The first stage of every Patterson novel is a detailed outline. When Mr. Patterson has an idea for a book, he sits down and writes a 60-70 page summary of the book. The outlines are very specific about what each chapter and scene is supposed to accomplish.
Small business take away: Success rarely happens by accident. You need a good idea of what you’re trying to accomplish and how you’ll do it. This doesn’t mean you need a formal business plan. But you do need to know what you’re going to build, what you can charge for your product, who you’ll be selling to, etc.
Lesson #3: Work with others to accomplish more.
Unlike most writers, Mr. Patterson doesn’t mind sharing the credit. He collaborates with several other writers on story and character ideas. At any given time he’s working on 30-40 different projects. Each of his partners delivers his work every two weeks for Mr. Patterson to review, edit, and rewrite. Then the result goes back to the partner for more work. While he still writes one or two books on his own each year, he is able to accomplish much more by partnering with others.
Small business take away: You can only accomplish so much on your own. Starting a business is definitely easier with a partner. Working with someone to accomplish the things you can’t do—whether it’s marketing, sales, programming, accounting—helps you accomplish far more in less time.
Lesson #4: Focus on the story. Leave out the unnecessary details.
When you pick up a Patterson novel, you’ll notice a couple of things right off the bat. Chapters are short and don’t have a lot of detailed descriptions. There are no flashbacks or other digressions. And the characters are compelling (even the bad guys). You get the bare bones to move the story forward and nothing else.
Small business take away: When telling your story, stick to the important stuff, which in most cases is what your product does for your customer.
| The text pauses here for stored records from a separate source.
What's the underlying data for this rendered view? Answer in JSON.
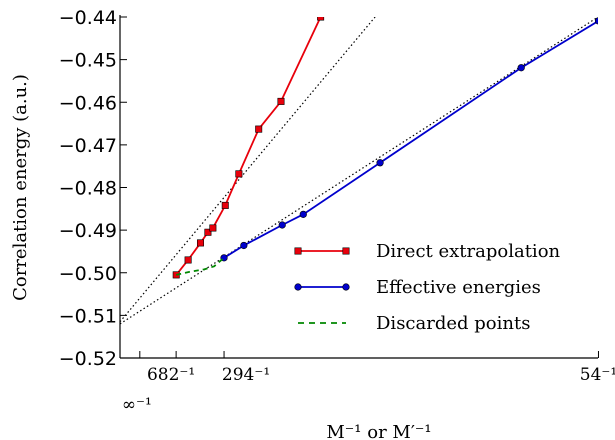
{
  "chart_data": {
    "type": "line",
    "title": "",
    "xlabel": "M⁻¹ or M′⁻¹",
    "ylabel": "Correlation energy (a.u.)",
    "xlim": [
      -0.0008,
      0.0185
    ],
    "ylim": [
      -0.52,
      -0.44
    ],
    "yticks": [
      -0.52,
      -0.51,
      -0.5,
      -0.49,
      -0.48,
      -0.47,
      -0.46,
      -0.45,
      -0.44
    ],
    "ytick_labels": [
      "−0.52",
      "−0.51",
      "−0.50",
      "−0.49",
      "−0.48",
      "−0.47",
      "−0.46",
      "−0.45",
      "−0.44"
    ],
    "xticks": [
      {
        "value": 0,
        "label": "∞⁻¹"
      },
      {
        "value": 0.001466,
        "label": "682⁻¹"
      },
      {
        "value": 0.003401,
        "label": "294⁻¹"
      },
      {
        "value": 0.018519,
        "label": "54⁻¹"
      }
    ],
    "legend_position": "lower-right",
    "series": [
      {
        "name": "Direct extrapolation",
        "color": "#e8000b",
        "marker": "square",
        "x": [
          0.00147,
          0.00195,
          0.00245,
          0.00275,
          0.00295,
          0.00345,
          0.004,
          0.0048,
          0.0057,
          0.0073
        ],
        "y": [
          -0.5005,
          -0.497,
          -0.493,
          -0.4905,
          -0.4895,
          -0.4842,
          -0.4768,
          -0.4663,
          -0.4598,
          -0.44
        ]
      },
      {
        "name": "Effective energies",
        "color": "#0000cc",
        "marker": "circle",
        "x": [
          0.0034,
          0.0042,
          0.00575,
          0.0066,
          0.0097,
          0.0154,
          0.01852
        ],
        "y": [
          -0.4965,
          -0.4936,
          -0.4888,
          -0.4863,
          -0.4742,
          -0.4519,
          -0.4409
        ]
      },
      {
        "name": "Discarded points",
        "color": "#008800",
        "marker": "none",
        "line": "dashed",
        "x": [
          0.00147,
          0.002,
          0.0026,
          0.003,
          0.0034
        ],
        "y": [
          -0.5005,
          -0.4998,
          -0.4992,
          -0.4985,
          -0.4965
        ]
      }
    ],
    "fit_lines": [
      {
        "x": [
          -0.0008,
          0.0095
        ],
        "y": [
          -0.5115,
          -0.44
        ]
      },
      {
        "x": [
          -0.0008,
          0.0185
        ],
        "y": [
          -0.512,
          -0.44
        ]
      }
    ]
  }
}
How does it improve her life? Nothing else matters. Features, manufacturing details, even price aren’t nearly as important as what your product will do for your customer. Stick to the basics.
Lesson #5: Ignore the critics and haters.
Patterson isn’t without his critics. Lots of high-minded writer types criticize his books as formulaic, mechanical, sweatshop productions. Best-selling writer, Steven King, described him as a “terrible writer”. But Mr. Patterson ignores the criticism and keeps on doing what he loves. He’s said, “Thousands of people hate my stuff, but millions of people like it.”
Small business take away: Plenty of people will criticize your ideas. They’ll tell you that you’re better off working for a paycheck from an established corporation. Don’t listen to them. Follow your gut and do what you think will work. There will always be critics, but you’ll never find your fans if you listen to them.
Lesson #6: Understand your brand.
At one point, Mr. Patterson wanted to expand beyond writing thrillers—the genre he was well-known for. He told his publisher about ideas he had for a romance and stories for younger audiences. The publisher wasn’t comfortable with the idea, saying that it wasn’t his brand. Mr. Patterson responded that his brand was fast moving stories with compelling characters that made you want to turn the page. Since then, Patterson has published several best-selling romance stories as well as books for kids.
Small business take away: Understand what your customers are really buying from you. It may open up new opportunities for expansion. Union Pacific never became an airline because they thought they were in the train business, not the transportation business. Would things have been different if they had understood what they were really selling to their customers?
Lesson #7: Work hard.
Mr. Patterson publishes as many as 13 books a year. That’s a lot of writing. And to get it all done, he writes seven days a week, starting at 5 am and ending at 6 pm (with a little time for golf in between). He’s written every day for the past 15 years.
Small business take away: This one should be pretty obvious. The more ideas you have, the harder you work, the more effort you put in, the higher your chances of succeeding. Opportunity looks an awful lot like hard work.